Blaine Grinder credits his Jiu-Jitsu training for giving him the instinct to help detain a man who attempted to rob the CIBC last Tuesday in Williams Lake.
“Ironically I had come into the bank that day to withdraw some money to pay for my monthly Jiu-Jitsu fees,” the Tl’etinqox trapper and father told the Tribune Friday. “I didn’t think I would be using my skills at that very moment.”
Grinder said he saw Williams Lake resident Bill Drebit grab the suspect’s arm when he demanded money from a teller and he jumped in to help bring the suspect down to the ground.
“I didn’t know if he was armed, but I put him in what’s called a rear-naked choke and then by the time the RCMP arrived, I had him in a bulldog choke.”
Describing himself as a Jiu-Jitsu practitioner, Grinder said he trains with Shogun Dojo in Williams Lake, but got his start in Victoria about 20 years ago with Stan Peterec’s Martial Arts.
At the bank that afternoon he just used basic skills — nothing fancy, he insisted.
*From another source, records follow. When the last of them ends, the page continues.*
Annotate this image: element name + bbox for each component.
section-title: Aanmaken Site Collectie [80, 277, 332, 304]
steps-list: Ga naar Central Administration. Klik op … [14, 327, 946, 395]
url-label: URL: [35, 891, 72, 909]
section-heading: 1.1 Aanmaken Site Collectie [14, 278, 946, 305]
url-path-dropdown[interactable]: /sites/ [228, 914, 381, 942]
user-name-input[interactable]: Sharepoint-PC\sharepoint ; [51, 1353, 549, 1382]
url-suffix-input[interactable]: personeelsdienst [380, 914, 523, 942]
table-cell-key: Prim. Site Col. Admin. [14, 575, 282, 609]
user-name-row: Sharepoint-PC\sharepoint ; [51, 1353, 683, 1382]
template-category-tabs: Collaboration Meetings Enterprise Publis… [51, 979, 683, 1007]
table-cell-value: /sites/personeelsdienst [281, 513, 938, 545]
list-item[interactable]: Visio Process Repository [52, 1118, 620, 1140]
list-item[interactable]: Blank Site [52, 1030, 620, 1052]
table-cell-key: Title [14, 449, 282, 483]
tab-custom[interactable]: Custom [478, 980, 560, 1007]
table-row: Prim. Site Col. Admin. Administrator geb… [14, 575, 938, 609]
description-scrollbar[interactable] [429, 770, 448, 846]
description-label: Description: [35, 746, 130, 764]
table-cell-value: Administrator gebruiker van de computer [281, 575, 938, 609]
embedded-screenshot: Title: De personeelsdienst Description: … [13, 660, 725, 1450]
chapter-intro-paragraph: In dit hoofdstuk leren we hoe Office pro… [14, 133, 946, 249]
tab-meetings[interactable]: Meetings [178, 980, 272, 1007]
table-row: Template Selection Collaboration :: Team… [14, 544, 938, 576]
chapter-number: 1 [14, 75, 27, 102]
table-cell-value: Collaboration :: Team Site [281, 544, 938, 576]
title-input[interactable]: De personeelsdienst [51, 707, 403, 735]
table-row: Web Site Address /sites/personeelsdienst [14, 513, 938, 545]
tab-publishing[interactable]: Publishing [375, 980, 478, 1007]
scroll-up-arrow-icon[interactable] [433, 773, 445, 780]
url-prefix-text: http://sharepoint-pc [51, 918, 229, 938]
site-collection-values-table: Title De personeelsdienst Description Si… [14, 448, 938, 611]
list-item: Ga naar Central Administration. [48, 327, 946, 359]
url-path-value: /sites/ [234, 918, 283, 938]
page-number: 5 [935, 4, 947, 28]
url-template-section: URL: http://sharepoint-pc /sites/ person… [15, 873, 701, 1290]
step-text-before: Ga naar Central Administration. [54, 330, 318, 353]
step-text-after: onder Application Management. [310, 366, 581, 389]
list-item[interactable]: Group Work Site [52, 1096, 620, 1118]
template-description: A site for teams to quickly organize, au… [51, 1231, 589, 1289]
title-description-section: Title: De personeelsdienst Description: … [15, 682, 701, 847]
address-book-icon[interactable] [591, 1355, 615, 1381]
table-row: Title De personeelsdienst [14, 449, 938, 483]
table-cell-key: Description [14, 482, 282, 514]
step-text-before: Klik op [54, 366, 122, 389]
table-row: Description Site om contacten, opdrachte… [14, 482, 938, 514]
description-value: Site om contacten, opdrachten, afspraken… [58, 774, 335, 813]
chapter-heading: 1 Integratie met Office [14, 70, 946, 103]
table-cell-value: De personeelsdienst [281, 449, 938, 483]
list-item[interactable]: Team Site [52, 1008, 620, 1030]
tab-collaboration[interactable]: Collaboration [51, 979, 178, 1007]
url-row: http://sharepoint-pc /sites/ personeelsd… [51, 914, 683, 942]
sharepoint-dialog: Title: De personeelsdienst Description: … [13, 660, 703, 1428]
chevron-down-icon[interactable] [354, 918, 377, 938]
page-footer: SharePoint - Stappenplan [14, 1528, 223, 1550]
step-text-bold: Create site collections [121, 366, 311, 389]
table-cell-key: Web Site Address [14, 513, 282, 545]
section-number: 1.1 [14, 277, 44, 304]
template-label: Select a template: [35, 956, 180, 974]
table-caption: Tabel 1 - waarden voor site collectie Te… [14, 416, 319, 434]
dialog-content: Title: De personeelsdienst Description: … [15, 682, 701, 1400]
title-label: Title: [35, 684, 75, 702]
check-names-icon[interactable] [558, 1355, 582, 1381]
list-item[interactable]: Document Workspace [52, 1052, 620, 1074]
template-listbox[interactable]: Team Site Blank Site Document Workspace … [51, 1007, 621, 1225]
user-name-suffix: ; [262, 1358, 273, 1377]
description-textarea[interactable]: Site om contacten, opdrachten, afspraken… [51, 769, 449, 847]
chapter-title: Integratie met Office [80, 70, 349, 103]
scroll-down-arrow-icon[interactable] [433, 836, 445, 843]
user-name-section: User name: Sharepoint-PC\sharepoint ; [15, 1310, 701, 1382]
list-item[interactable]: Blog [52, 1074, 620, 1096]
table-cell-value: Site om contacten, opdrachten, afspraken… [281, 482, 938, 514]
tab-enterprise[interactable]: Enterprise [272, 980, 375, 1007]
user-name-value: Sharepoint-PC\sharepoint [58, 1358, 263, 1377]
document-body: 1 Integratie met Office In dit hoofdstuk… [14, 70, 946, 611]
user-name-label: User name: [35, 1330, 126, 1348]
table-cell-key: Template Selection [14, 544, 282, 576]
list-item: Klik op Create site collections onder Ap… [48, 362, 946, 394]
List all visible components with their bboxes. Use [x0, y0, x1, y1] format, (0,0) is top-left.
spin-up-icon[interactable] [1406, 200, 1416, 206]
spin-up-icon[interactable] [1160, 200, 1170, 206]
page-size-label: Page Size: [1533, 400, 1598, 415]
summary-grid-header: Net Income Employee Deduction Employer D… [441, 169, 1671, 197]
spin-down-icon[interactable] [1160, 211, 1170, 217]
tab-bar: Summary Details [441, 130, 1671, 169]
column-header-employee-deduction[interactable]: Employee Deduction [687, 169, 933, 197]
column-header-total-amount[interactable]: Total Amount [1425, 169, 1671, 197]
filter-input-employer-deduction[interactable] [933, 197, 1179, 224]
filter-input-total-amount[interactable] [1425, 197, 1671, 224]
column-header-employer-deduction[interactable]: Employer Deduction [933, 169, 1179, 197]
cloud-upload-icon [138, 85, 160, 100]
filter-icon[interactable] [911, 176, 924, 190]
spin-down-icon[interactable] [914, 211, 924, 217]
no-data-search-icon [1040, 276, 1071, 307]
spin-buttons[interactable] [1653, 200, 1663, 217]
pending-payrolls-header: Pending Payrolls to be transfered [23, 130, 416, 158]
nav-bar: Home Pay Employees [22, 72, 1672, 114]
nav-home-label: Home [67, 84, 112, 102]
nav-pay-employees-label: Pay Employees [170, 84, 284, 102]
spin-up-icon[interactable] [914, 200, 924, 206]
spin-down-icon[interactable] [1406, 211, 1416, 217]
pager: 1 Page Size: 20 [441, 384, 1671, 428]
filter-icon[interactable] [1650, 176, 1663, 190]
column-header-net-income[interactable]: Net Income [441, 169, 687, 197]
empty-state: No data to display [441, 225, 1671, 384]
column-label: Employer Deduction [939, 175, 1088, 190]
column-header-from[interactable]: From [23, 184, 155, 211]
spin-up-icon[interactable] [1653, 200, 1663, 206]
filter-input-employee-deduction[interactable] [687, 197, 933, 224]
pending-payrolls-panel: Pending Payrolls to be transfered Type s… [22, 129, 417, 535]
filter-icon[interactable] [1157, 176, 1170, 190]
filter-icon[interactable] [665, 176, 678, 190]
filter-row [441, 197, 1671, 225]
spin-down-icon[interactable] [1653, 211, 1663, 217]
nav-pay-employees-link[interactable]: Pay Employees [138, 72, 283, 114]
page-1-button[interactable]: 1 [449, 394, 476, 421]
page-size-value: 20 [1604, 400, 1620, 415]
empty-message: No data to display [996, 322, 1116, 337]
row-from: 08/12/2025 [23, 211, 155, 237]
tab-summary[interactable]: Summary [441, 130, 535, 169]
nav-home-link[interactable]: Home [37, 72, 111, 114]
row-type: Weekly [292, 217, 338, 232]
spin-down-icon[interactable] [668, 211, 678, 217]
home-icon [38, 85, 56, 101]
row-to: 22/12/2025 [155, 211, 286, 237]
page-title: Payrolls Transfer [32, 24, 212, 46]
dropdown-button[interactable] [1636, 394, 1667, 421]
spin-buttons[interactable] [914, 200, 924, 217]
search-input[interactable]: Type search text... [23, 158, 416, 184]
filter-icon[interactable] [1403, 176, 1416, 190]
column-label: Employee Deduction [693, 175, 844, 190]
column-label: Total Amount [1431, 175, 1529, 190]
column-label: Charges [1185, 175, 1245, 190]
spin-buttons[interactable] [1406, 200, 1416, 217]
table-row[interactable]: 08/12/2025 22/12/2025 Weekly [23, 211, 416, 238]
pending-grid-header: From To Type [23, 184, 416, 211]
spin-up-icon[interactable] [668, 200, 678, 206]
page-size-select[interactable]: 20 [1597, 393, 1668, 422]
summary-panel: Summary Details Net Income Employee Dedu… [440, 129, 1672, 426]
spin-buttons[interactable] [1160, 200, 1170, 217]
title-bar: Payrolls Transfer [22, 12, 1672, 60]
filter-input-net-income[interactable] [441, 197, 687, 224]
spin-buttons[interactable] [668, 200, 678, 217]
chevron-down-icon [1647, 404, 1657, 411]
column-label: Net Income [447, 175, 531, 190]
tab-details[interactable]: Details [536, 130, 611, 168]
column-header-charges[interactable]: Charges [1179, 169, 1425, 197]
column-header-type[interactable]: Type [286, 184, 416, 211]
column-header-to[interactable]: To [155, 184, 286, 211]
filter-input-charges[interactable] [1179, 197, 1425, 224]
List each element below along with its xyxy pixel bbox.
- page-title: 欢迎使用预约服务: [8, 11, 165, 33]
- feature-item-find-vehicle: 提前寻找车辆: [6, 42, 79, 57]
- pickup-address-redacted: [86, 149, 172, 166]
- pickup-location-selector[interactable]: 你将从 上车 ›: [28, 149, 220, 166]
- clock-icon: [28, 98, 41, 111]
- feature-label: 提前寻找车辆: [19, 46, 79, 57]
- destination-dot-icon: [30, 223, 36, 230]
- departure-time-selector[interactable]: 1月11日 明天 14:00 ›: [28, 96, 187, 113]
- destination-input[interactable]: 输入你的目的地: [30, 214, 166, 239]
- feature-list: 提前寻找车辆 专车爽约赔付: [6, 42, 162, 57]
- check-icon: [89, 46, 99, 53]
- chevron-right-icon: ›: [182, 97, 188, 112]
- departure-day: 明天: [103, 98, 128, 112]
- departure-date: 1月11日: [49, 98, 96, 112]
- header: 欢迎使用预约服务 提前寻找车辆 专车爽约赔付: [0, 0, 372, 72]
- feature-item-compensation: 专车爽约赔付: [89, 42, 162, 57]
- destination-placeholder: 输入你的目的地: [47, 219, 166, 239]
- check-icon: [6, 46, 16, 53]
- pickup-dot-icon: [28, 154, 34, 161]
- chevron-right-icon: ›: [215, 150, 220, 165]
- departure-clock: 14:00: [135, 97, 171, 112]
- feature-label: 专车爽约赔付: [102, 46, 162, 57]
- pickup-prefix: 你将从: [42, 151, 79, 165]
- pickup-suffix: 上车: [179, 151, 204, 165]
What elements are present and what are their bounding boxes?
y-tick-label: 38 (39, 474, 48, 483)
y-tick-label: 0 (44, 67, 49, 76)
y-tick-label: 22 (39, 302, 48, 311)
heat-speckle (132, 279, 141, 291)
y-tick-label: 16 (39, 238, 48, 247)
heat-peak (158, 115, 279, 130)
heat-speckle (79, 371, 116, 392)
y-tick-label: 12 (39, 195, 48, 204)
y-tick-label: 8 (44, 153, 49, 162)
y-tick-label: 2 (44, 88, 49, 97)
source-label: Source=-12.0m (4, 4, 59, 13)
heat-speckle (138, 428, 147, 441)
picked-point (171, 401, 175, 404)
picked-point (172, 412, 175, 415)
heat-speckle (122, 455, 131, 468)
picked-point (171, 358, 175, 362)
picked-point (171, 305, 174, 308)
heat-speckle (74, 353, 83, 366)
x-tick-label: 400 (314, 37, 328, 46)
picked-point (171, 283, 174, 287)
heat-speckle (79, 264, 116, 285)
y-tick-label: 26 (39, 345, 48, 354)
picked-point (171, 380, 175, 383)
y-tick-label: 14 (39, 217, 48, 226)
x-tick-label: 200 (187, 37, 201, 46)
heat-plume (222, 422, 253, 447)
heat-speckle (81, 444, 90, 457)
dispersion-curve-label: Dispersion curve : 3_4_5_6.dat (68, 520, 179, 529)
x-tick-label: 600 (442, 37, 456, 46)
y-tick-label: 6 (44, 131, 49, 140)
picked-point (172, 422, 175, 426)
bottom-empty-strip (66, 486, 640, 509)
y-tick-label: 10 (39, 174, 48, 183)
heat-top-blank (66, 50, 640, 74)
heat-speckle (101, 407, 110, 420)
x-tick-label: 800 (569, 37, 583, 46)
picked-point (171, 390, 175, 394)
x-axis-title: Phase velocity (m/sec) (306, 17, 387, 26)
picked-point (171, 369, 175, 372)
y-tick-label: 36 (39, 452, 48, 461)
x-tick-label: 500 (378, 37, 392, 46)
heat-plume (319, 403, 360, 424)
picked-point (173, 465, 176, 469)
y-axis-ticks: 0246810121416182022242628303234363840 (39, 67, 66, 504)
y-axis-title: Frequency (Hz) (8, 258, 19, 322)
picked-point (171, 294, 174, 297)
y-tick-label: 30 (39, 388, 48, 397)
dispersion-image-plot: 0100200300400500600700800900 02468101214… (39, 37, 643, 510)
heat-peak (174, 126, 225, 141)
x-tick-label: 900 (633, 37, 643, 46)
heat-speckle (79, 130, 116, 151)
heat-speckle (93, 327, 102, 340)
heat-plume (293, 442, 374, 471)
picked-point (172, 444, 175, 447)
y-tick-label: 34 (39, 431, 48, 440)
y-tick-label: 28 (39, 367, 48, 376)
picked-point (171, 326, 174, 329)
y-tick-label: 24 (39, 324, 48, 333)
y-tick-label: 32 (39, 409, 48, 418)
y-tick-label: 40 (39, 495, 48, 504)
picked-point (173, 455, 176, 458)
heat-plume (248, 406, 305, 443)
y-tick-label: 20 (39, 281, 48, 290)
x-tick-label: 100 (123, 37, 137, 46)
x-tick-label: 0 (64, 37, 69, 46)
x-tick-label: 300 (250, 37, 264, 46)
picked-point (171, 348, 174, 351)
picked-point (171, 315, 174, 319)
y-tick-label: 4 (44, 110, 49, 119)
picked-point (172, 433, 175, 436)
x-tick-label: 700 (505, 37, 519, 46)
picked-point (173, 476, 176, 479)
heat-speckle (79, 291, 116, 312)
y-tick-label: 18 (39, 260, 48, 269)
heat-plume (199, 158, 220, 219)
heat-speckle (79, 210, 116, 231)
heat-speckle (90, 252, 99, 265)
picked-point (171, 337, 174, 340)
“Jiu-Jitsu is the dark horse of the martial arts,” he said smiling. “It’s not flashy, but it is very effective if you need to subdue someone without hurting them.”
Grinder said the suspect kept asking them to let him go and was throwing the money back toward the tellers, but the two men just held him until RCMP arrived.
During his sessions at Shogun Dojo, Grinder often practices the worst-case scenarios, and on Tuesday he got to utilize that training.
He has also worked as a bouncer both in Victoria and at the Overlander Pub in Williams Lake so he felt that might have helped him react so quickly.
“As bouncers we never have weapons and you are dealing with incidents often,” he explained.
Grinder weighs about 225 pounds and said the suspect was just as big as he was.
“He was wearing a ball cap, sunglasses and a scarf,” he added.
Once the RCMP arrived, the suspect was arrested without incident.
“I sure hope he gets some help,” Grinder added. “It could have gone so differently.”
The tellers, he added, were very emotional.
“They just went through another robbery a short while ago.”
Grinder said it all happened so fast, but he doesn’t know if there were any other customers in the bank at the time other than Drebit and him.
On Wednesday, one charge of robbery and another of wearing a disguise with intent to commit an offence were sworn against Christopher Michael Swain of 100 Mile House, in Williams Lake.
Swain will remain in custody until his next court appearance scheduled for 11 a.m. Wednesday, Dec. 13 in Williams Lake Provincial Court.